Au rayon belge, Benni défendait « Bleeding Colours », un premier EP sorti chez PIAS. Une prestation en full band (un peu) plus musclée mais toujours guidée par la voix de la singer-songwriter liégeoise, véritable vecteur d’émotions. Une formule qui lui permet également d’élargir ses horizons dont on est loin de soupçonner les frontières. On aura l’occasion de la recroiser, notamment à l’AB Club le 26 novembre. Tout comme Jawhar, un habitué des Nuits dont le récent projet se traduit par une collaboration avec Azza Mezghani aka Aza et un album sorti début d’année, « Khyoot ». La captivante voix et les sonorités orientales du Belgo-Tunisien restent prédominantes mais prennent une ampleur insoupçonnée via les nappes synthétiques et les chœurs délicats de la Bruxelloise d’adoption.

En mai 2023, Lael Neale a littéralement conquis le Witloof Bar en y présentant « Star Eaters Delight », son troisième album. Si celui-ci l’a propulsée sur le devant de la scène folk indie, le récent « Altogether Stranger », lui aussi publié chez Sub Pop, confirme tout le bien que l’on pensait d’elle. Cette fois, c’est au Museum qu’elle installera son univers sixties, balançant d’emblée un « I Am The River » speedé, rythmé par une boîte à rythmes affolante. Vêtue d’une ravissante robe à paillettes, elle actionne inlassablement via de réguliers mouvements circulaires la machine devant elle pendant que son compère s’occupe de l’environnement sonore, qu’il s’agisse de claviers, de guitare, d’un tambourin ou de tout à la fois.

Particulièrement douée pour installer des atmosphères prenantes, elle l’est aussi pour les rendre hypnotiques (« Wild Waters ») ou glaciales (« New Ages »). Et lorsqu’elle attrape une guitare, elle fascine d’autant plus son auditoire malgré un regard fermé (l’excellent « Tell Me How To Be Here »). Trois extraits essentiels de cette nouvelle plaque à laquelle on peut ajouter l’entêtant « All Good Things Will Come To Pass ». Certains pourraient lui reprocher de ne pas avoir traîné (elle n’a pas utilisé les cinquante minutes à sa disposition), d’autres ont apprécié sa disponibilité au stand merchandising.

Un peu plus tard, Tim Bernardes bouclera la soirée dans une Orangerie entièrement acquise à sa cause. Et pas seulement par la moitié de la communauté brésilienne de la capitale qui s’y était donné rendez-vous pour l’accompagner au chant. Les autres buvaient ses paroles exotiques tout en profitant d’une voix suave au service de compositions magnétiques.
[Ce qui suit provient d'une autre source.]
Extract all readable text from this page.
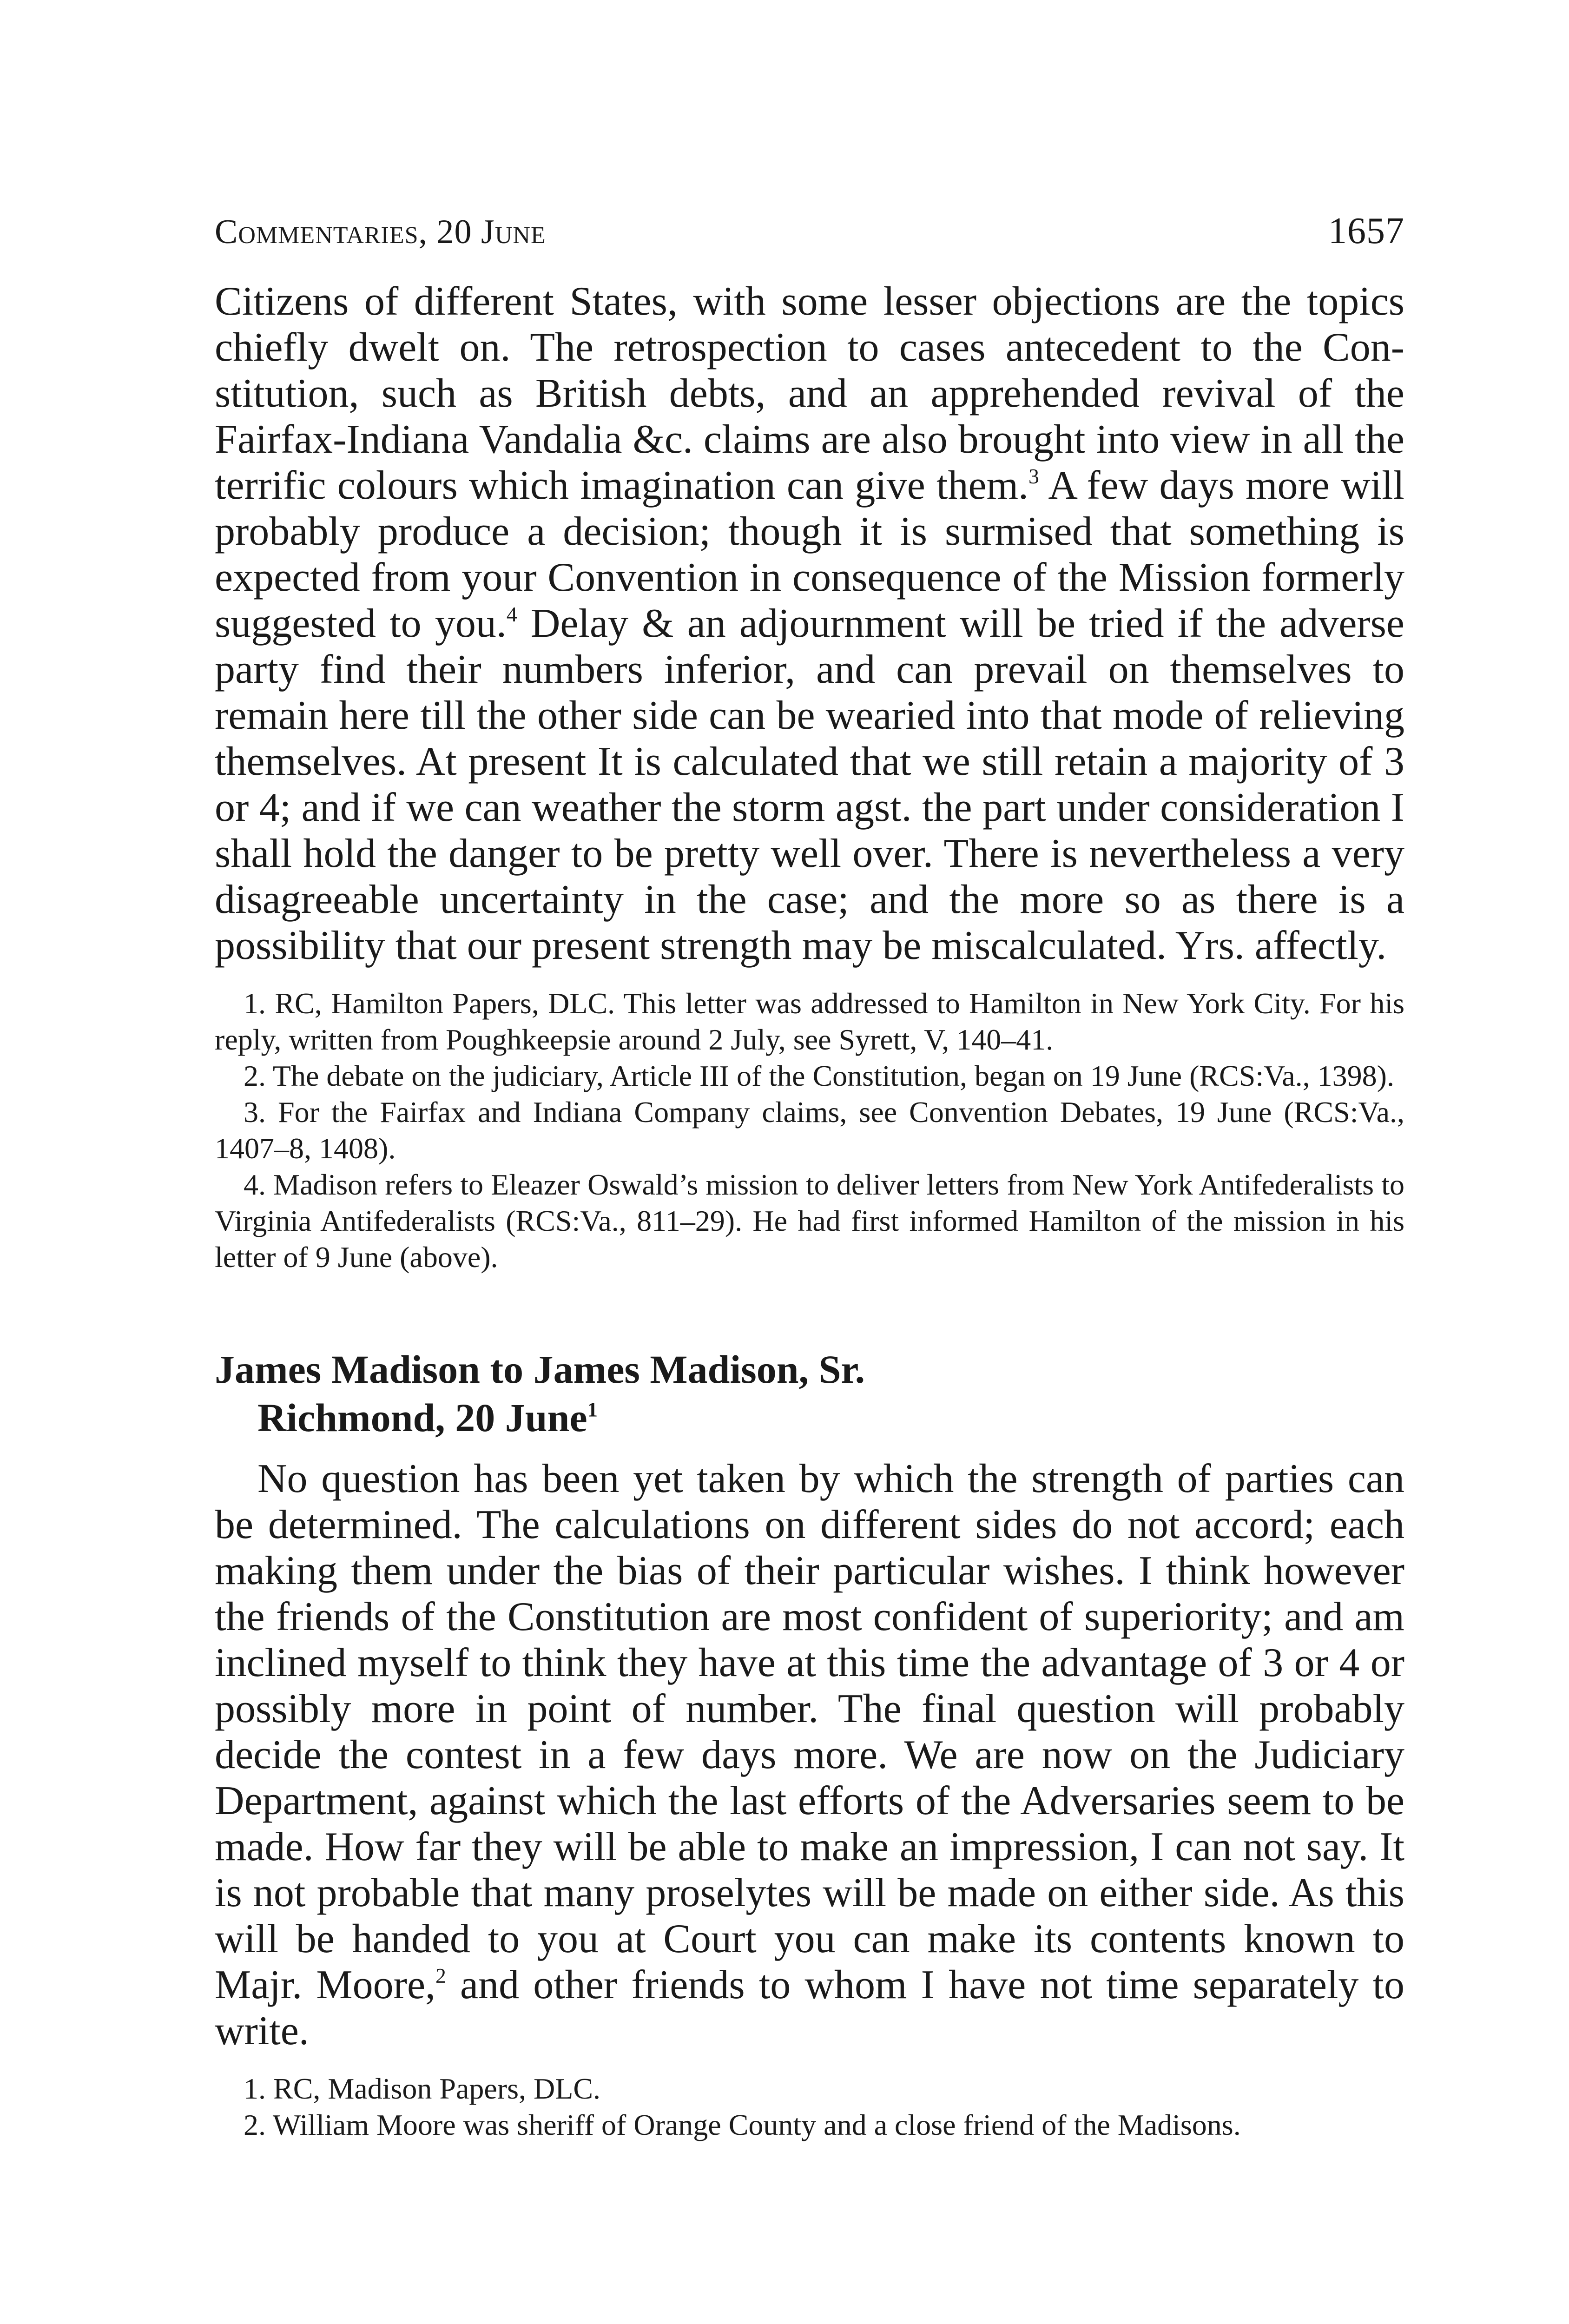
Commentaries, 20 June	1657

Citizens of different States, with some lesser objections are the topics chiefly dwelt on. The retrospection to cases antecedent to the Constitution, such as British debts, and an apprehended revival of the Fairfax-Indiana Vandalia &c. claims are also brought into view in all the terrific colours which imagination can give them.$^3$ A few days more will probably produce a decision; though it is surmised that something is expected from your Convention in consequence of the Mission formerly suggested to you.$^4$ Delay & an adjournment will be tried if the adverse party find their numbers inferior, and can prevail on themselves to remain here till the other side can be wearied into that mode of relieving themselves. At present It is calculated that we still retain a majority of 3 or 4; and if we can weather the storm agst. the part under consideration I shall hold the danger to be pretty well over. There is nevertheless a very disagreeable uncertainty in the case; and the more so as there is a possibility that our present strength may be miscalculated. Yrs. affectly.

1. RC, Hamilton Papers, DLC. This letter was addressed to Hamilton in New York City. For his reply, written from Poughkeepsie around 2 July, see Syrett, V, 140–41.

2. The debate on the judiciary, Article III of the Constitution, began on 19 June (RCS:Va., 1398).

3. For the Fairfax and Indiana Company claims, see Convention Debates, 19 June (RCS:Va., 1407–8, 1408).

4. Madison refers to Eleazer Oswald’s mission to deliver letters from New York Antifederalists to Virginia Antifederalists (RCS:Va., 811–29). He had first informed Hamilton of the mission in his letter of 9 June (above).

James Madison to James Madison, Sr.
Richmond, 20 June$^1$

No question has been yet taken by which the strength of parties can be determined. The calculations on different sides do not accord; each making them under the bias of their particular wishes. I think however the friends of the Constitution are most confident of superiority; and am inclined myself to think they have at this time the advantage of 3 or 4 or possibly more in point of number. The final question will probably decide the contest in a few days more. We are now on the Judiciary Department, against which the last efforts of the Adversaries seem to be made. How far they will be able to make an impression, I can not say. It is not probable that many proselytes will be made on either side. As this will be handed to you at Court you can make its contents known to Majr. Moore,$^2$ and other friends to whom I have not time separately to write.

1. RC, Madison Papers, DLC.

2. William Moore was sheriff of Orange County and a close friend of the Madisons.
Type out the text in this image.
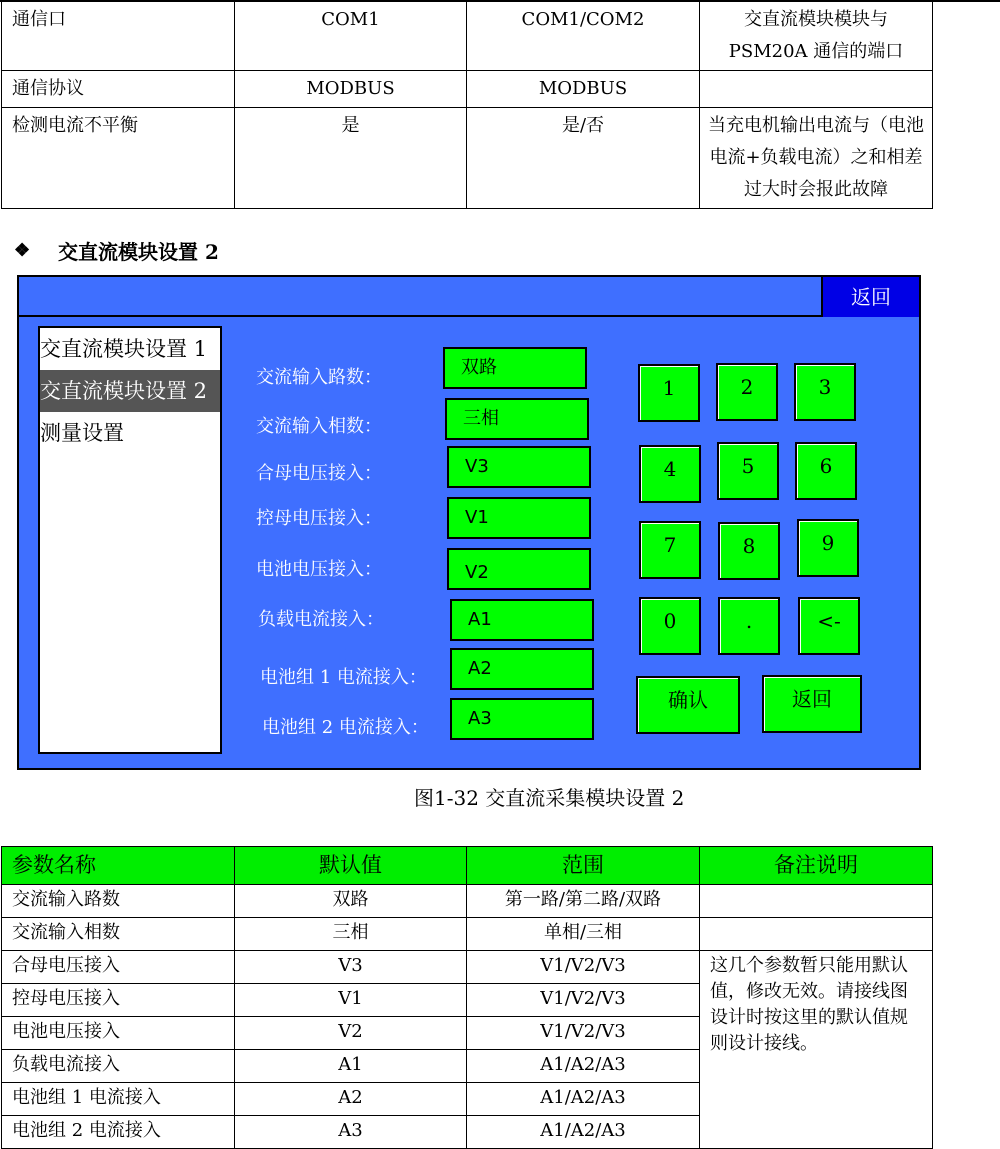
通信口	COM1	COM1/COM2	交直流模块模块与PSM20A 通信的端口
通信协议	MODBUS	MODBUS	
检测电流不平衡	是	是/否	当充电机输出电流与（电池电流+负载电流）之和相差过大时会报此故障
❖	交直流模块设置 2
返回
交直流模块设置 1
交直流模块设置 2
测量设置
交流输入路数：
交流输入相数：
合母电压接入：
控母电压接入：
电池电压接入：
负载电流接入：
电池组 1 电流接入：
电池组 2 电流接入：
双路
三相
V3
V1
V2
A1
A2
A3
1	2	3
4	5	6
7	8	9
0	.	<-
确认	返回
图1-32 交直流采集模块设置 2
参数名称	默认值	范围	备注说明
交流输入路数	双路	第一路/第二路/双路	
交流输入相数	三相	单相/三相	
合母电压接入	V3	V1/V2/V3	这几个参数暂只能用默认值，修改无效。请接线图设计时按这里的默认值规则设计接线。
控母电压接入	V1	V1/V2/V3	
电池电压接入	V2	V1/V2/V3	
负载电流接入	A1	A1/A2/A3	
电池组 1 电流接入	A2	A1/A2/A3	
电池组 2 电流接入	A3	A1/A2/A3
À la guitare ou au piano, le chevelu natif de São Paulo n’a pas son pareil pour émouvoir son auditoire via des compositions dépouillées entre folk, bossa et tropicalia retenue. Véritable star dans son pays et collaborateur attitré des plus grands (David Byrne, Fleet Foxes…), il ne laisse personne indifférent. Pour preuve, le silence respectueux qui régnait dans une salle véritablement sous son charme.